CMTX1 is caused by mutations in the GJB1 gene. This gene provides instructions for producing connexin 32, a protein that forms gap junction channels in Schwann cells and plays a critical role in intercellular communication within the myelin sheath. Mutations in the GJB1 gene disrupt normal Schwann cell function and impair myelin maintenance, leading to impaired nerve signal transmission.
CMTX1 is X-linked dominant. This means the gene lives on the X chromosome, and in people with two X chromosomes (chromosomal females), a mutation in one copy of the gene causes CMT. For individuals with one X and one Y chromosome (chromosomal males), a mutation in their single copy of the gene is sufficient to cause CMT.
When a female has CMTX1, each of her children has a 50% chance of inheriting her CMT. In contrast, a chromosomal male with CMTX1 will pass it to all his daughters but none of his sons because males pass their X chromosome only to their daughters.
Clinical Features
The age of symptom onset in CMTX1 is variable, ranging from infancy to early adulthood. Symptoms typically begin in the lower extremities and progress over time to involve the upper limbs. Earlier onset is not necessarily associated with a more severe disease course. Nerve conduction studies usually show somewhat slowed conduction velocities and reduced amplitudes, consistent with an intermediate form of CMT. Motor development delay and cognitive impairment have been reported in some.
CMTX1 symptoms may include:
- Weakness in the feet and lower legs
- Muscle atrophy
- Foot drop
- A steppage-style walking pattern
- Reduced sensation
- Reduced or absent reflexes
- Foot deformities, including high arches and hammertoes (clawed toes)
- Progressive involvement of the hands and forearms
- Difficulty with fine motor skills and manual dexterity
- Balance difficulties
- Cognitive impairment (some patients)
- Additional symptoms not listed here
Disease Course
CMTX1 shows wide variability in severity and progression. Some individuals are mildly affected, while others develop a more severe disease. Disease progression is generally slow, and life expectancy is not reduced. Females who have CMTX1 can have a much less severe disease than males with this subtype. Experts believe this is due to females having a second, unaffected copy of the GJB1 gene on their other X chromosome, which males do not have.
Historic CMTX1 Names
CMTX1 was originally called “CMT1X” or simply “CMTX” when scientists first published its discovery in 1993. This subtype was classified as CMT1 because the responsible mutation is within a gene that is implicated in peripheral myelin. This made sense. “CMTX” made sense, too, because this was the only X-linked subtype at the time. However, additional genomic discoveries made this naming convention difficult to maintain and scale.

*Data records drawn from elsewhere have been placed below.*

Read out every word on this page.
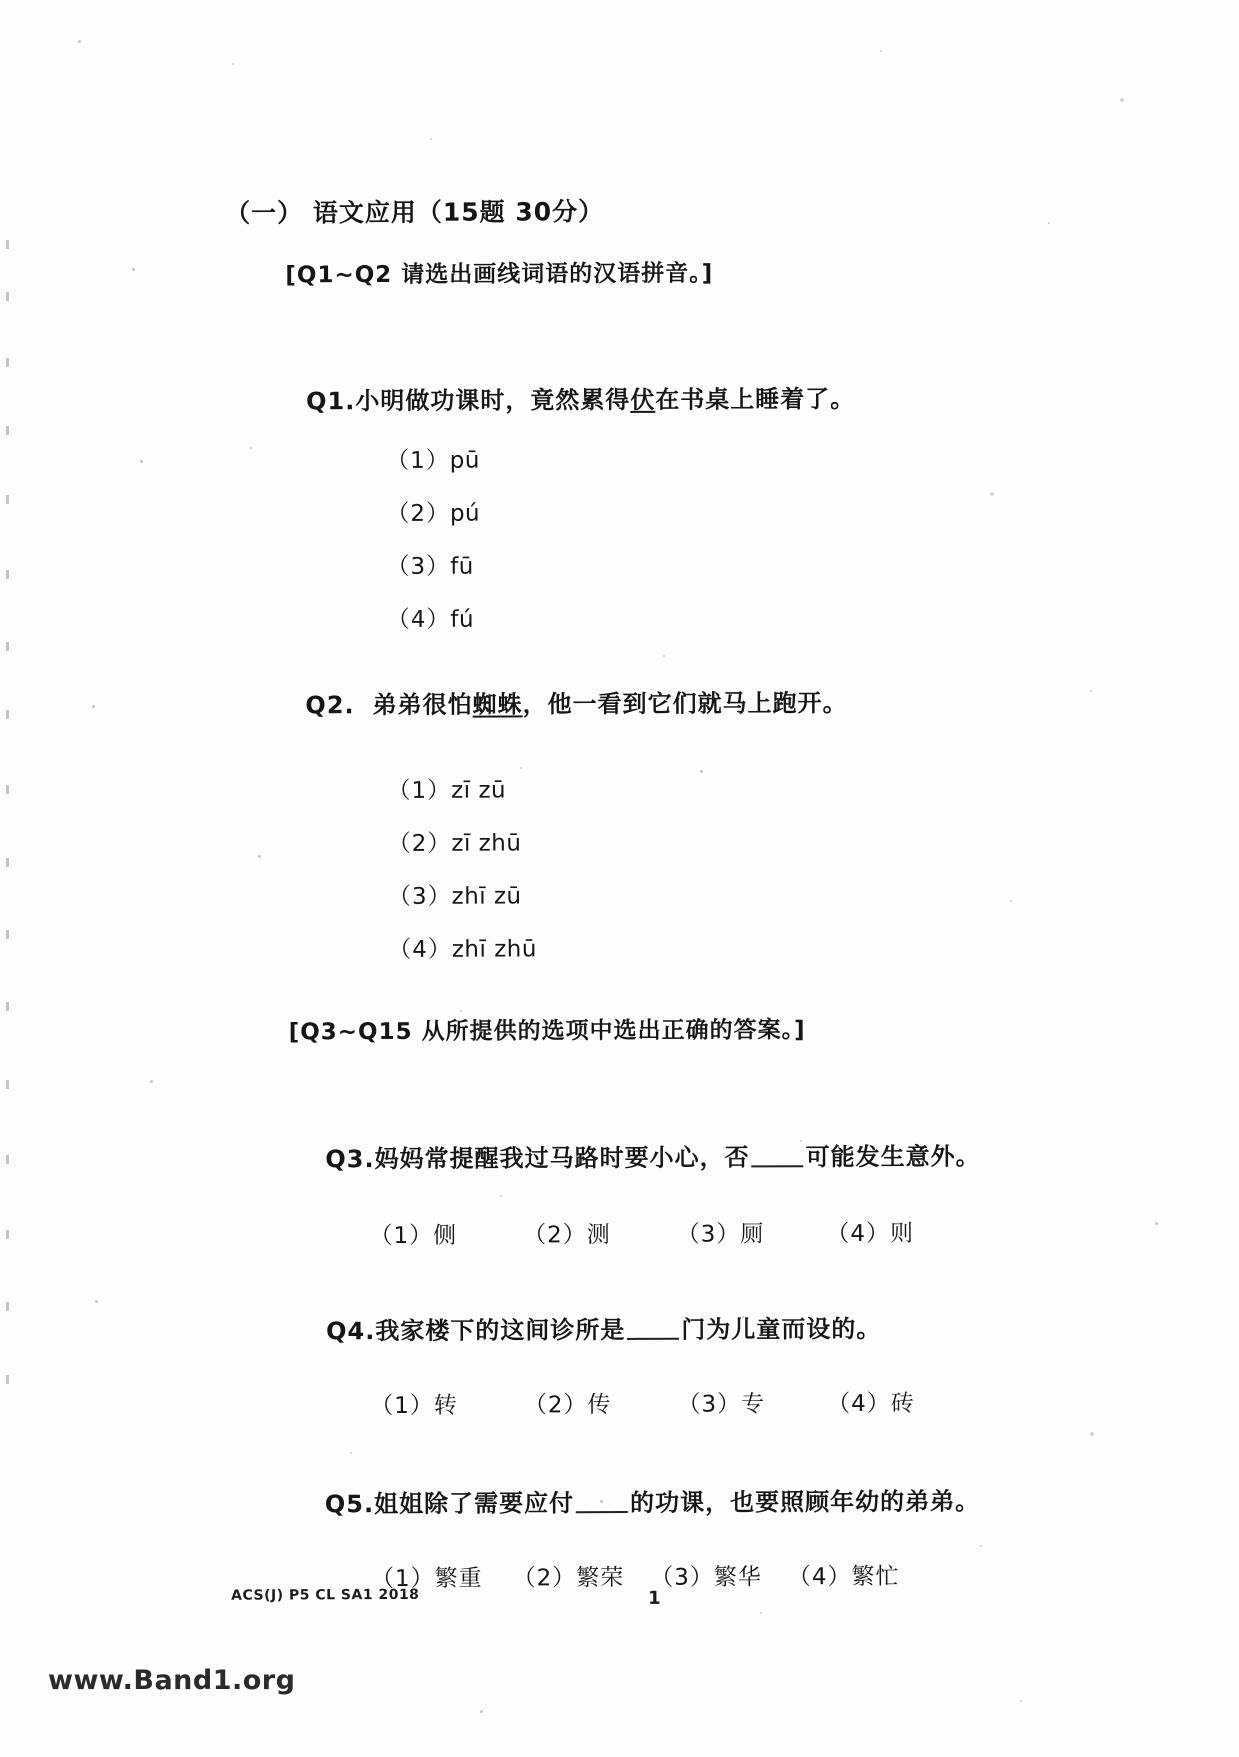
（一） 语文应用（15题 30分）
[Q1~Q2 请选出画线词语的汉语拼音。]

Q1.小明做功课时，竟然累得伏在书桌上睡着了。

（1）pū

（2）pú

（3）fū

（4）fú

Q2. 弟弟很怕蜘蛛，他一看到它们就马上跑开。

（1）zī zū

（2）zī zhū

（3）zhī zū

（4）zhī zhū

[Q3~Q15 从所提供的选项中选出正确的答案。]

Q3.妈妈常提醒我过马路时要小心，否 可能发生意外。

（1）侧	（2）测	（3）厕	（4）则

Q4.我家楼下的这间诊所是 门为儿童而设的。

（1）转	（2）传	（3）专	（4）砖

Q5.姐姐除了需要应付 的功课，也要照顾年幼的弟弟。

（1）繁重 （2）繁荣 （3）繁华 （4）繁忙

ACS(J) P5 CL SA1 2018	1
www.Band1.org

Published literature does not provide a specific date, but around 2008, the designation “CMTX1” began to appear more consistently in the literature as additional X-linked subtypes were identified. This was driven by the additional X-linked CMT discoveries: CMTX2, CMTX3, CMTX4, CMTX5, and CMTX6. And with this emergence, the “CMTX” classification for these six CMT subtypes.
Today, “CMT1X,” “CMTX,” and “CMTX1” each refer to CMT caused by a dominant mutation in the GJB1 gene. Scientists and researchers tend to favor “CMT1X” or “CMTX.” Later generation physicians and clinicians tend to favor “CMTX1.” Patients favor whichever name their physician used when making the diagnosis.
Experts in CMT (EIC) does not try to adjudicate the naming divergence for this CMT subtype. But for consistency, “CMTX1” is used throughout the EIC platform. Whichever you choose, these refer to the same CMT subtype caused by dominant mutations in the GJB1 gene.